Who has the capital on knowledge production? Reflections on the sharp white background of academia and anti-racist scholarship
DOI:
https://doi.org/10.59745/st.v1i1.18Abstract
What exactly do we mean by ‘academic’? Often academic institutions are considered the key intellectual sites for knowledge production and exchange, in understanding the realities and facets of human and social life. In the same vein, there is a common claim that academic institutions exist as an “ivory tower” divorced from the real world. However, the claim of the ivory tower does not hold up in reality – academic institutions across the Global North hold considerable power in society, particularly in privileging dominant worldviews and sustaining inequality in society. Equally, the ‘sharp white background’ of academia – whereby White, middle-class, and male scholars hold a prominent position of social and cultural capital in academic institutions – results in epistemic patterns of whiteness in the academic modes of production, such as west-centrism.

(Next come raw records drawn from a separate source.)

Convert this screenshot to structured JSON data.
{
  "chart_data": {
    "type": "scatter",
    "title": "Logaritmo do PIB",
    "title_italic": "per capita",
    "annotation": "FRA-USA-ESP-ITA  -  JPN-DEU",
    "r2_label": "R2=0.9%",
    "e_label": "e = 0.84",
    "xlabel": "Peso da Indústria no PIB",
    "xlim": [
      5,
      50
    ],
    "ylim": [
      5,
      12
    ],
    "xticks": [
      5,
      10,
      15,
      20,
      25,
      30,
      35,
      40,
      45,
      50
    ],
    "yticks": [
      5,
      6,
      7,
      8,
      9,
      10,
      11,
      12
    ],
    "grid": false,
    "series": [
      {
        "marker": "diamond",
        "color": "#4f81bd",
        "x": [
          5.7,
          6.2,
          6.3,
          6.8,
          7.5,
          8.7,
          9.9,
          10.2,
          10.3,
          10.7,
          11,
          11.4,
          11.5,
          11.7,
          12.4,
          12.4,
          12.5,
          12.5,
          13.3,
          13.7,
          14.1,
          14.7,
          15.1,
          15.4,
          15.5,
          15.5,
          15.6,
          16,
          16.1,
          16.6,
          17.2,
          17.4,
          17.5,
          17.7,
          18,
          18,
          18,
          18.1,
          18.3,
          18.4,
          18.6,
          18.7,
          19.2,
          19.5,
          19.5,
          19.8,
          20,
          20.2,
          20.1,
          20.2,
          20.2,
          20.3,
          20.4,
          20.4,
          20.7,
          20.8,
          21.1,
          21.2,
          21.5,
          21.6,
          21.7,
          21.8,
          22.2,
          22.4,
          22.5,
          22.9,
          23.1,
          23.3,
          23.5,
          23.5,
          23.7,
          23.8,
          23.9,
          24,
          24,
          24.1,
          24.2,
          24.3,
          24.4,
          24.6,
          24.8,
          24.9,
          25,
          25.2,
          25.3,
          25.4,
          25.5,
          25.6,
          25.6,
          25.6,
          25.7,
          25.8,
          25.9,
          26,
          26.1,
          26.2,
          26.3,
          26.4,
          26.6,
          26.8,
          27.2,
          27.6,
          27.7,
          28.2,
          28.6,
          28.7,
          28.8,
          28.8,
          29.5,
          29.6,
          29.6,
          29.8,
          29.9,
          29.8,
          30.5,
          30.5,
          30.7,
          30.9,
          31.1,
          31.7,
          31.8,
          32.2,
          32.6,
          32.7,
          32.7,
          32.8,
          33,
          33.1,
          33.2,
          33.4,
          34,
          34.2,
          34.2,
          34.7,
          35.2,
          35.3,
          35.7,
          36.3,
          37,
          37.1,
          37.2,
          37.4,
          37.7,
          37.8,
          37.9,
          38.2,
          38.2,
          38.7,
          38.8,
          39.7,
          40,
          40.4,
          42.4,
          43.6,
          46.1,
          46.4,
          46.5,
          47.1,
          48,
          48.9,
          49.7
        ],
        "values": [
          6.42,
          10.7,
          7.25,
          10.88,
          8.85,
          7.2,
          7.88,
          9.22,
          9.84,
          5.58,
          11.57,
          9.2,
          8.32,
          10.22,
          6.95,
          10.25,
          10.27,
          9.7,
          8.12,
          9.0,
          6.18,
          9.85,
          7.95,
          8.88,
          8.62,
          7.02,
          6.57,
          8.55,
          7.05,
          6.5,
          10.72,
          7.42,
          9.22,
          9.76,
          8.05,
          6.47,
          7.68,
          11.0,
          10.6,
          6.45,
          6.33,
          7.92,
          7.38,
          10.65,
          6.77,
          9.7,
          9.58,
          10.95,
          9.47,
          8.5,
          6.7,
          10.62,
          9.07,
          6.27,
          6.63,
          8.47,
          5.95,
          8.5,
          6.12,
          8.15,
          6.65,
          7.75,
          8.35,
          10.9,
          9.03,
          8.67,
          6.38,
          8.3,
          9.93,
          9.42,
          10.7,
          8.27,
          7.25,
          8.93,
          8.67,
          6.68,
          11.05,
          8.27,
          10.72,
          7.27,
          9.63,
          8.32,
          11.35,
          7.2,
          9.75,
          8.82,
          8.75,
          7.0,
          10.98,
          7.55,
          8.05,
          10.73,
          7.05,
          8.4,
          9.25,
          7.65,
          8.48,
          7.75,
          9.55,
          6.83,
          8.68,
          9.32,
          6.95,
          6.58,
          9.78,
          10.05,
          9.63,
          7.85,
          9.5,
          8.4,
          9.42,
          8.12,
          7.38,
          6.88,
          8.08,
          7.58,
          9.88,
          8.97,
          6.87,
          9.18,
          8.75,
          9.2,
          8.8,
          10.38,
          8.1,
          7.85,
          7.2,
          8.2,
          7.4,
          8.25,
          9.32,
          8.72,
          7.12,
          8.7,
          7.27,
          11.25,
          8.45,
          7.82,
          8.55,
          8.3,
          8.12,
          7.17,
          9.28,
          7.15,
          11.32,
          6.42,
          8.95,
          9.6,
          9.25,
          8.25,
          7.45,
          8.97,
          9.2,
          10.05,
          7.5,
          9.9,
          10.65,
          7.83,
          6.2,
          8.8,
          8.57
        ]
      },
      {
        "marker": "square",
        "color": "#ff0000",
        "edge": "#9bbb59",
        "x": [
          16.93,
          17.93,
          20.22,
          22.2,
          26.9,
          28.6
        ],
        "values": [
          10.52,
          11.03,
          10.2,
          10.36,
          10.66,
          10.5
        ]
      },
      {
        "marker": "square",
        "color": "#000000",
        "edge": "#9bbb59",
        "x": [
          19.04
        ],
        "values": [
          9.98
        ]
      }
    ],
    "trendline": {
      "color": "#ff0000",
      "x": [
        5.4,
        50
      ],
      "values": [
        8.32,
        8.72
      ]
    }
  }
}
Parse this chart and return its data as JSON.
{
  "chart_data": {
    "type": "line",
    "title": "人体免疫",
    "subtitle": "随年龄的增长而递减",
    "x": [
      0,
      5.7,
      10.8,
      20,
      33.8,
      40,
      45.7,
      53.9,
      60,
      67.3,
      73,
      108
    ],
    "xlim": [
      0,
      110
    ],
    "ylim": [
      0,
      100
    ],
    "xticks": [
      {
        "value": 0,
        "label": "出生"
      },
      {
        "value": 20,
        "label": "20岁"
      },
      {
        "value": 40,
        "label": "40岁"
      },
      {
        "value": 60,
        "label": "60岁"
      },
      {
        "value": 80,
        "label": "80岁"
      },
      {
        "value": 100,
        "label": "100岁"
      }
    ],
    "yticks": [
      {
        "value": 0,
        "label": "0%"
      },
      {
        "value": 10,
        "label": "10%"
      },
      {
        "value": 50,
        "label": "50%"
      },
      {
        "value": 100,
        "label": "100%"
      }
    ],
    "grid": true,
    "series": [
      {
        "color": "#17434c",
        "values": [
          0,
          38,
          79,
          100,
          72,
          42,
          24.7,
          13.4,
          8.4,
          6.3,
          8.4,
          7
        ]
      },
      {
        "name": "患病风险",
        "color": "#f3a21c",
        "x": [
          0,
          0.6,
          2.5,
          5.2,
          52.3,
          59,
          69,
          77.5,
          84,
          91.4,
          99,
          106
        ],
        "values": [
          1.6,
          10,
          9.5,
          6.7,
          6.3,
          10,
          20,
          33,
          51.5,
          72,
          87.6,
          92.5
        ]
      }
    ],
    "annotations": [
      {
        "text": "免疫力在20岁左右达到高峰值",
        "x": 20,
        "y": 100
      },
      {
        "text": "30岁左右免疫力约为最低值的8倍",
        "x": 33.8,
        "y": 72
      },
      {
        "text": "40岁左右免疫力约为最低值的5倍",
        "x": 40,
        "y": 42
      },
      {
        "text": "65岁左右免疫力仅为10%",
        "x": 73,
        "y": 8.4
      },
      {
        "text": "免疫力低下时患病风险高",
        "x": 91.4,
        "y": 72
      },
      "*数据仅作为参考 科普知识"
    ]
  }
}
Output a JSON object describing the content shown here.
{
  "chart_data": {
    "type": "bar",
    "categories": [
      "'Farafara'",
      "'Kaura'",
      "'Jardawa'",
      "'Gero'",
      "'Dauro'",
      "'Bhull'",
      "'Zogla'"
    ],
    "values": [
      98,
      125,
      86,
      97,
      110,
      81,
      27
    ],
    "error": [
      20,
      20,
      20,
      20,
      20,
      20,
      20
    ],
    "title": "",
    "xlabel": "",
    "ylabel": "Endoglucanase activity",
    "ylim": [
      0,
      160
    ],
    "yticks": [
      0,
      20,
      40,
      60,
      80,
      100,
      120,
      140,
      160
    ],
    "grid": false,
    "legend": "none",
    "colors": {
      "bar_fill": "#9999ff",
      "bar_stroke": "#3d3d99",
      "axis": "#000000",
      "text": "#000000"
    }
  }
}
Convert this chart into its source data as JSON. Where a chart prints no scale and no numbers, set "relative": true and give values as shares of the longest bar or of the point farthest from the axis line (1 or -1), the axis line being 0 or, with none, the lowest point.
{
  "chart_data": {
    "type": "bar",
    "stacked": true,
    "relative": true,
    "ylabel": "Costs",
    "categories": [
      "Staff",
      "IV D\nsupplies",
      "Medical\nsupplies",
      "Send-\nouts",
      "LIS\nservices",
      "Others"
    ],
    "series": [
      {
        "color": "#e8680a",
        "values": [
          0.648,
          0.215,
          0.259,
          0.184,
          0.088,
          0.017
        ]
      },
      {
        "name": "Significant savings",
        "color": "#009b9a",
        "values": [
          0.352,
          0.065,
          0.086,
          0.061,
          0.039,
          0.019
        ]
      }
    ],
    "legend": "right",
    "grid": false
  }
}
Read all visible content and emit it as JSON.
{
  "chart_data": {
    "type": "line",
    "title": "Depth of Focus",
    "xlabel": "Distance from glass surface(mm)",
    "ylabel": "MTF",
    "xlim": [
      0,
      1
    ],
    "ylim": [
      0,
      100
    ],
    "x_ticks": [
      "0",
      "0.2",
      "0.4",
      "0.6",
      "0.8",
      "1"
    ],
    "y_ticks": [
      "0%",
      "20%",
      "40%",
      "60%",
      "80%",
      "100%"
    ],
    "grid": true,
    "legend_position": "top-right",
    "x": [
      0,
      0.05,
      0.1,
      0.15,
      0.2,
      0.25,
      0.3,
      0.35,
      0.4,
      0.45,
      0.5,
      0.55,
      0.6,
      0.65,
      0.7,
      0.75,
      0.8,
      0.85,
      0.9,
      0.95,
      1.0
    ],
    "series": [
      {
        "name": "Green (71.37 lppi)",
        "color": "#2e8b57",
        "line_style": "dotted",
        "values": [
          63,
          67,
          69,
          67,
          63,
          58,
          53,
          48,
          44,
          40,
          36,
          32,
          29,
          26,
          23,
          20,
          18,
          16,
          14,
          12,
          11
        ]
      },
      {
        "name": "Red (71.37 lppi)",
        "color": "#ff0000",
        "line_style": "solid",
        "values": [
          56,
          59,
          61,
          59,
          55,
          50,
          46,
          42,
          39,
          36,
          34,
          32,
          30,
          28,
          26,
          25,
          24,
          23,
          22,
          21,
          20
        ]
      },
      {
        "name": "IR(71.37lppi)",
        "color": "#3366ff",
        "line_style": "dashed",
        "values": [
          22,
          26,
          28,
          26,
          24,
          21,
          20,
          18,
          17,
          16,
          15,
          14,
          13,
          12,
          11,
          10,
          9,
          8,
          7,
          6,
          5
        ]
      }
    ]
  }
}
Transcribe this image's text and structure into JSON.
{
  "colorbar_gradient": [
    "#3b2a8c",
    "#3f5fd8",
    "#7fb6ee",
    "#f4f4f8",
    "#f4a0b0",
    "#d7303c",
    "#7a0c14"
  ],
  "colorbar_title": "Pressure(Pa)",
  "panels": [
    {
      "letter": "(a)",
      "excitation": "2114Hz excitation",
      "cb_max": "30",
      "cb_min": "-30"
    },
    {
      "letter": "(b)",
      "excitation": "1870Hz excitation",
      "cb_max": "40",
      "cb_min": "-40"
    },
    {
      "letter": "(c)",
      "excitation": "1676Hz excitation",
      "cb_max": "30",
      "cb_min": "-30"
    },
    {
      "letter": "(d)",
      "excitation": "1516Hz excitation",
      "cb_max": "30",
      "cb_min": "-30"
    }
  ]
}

The challenge of west-centrism and normative whiteness can be seen widely across the social sciences, and in particular fields such as global health, yet the academic discourse is starkly uncritical of European modernity, colonialism and racism. As the knowledge produced in academic institutions reflects a certain power, privilege and dominant ideologies, there is an important question at hand: who has the capital on knowledge production? By drawing on Bourdieu’s concept of cultural capital, I explore and reflect on how academic modes of knowledge production reinforce whiteness and racism within and beyond the university. Confronted with the challenges of normative whiteness in academic modes of knowledge production, this article also questions whether it is possible to go beyond the “master’s tools” and conduct meaningful, anti-racist scholarship as racialised academics.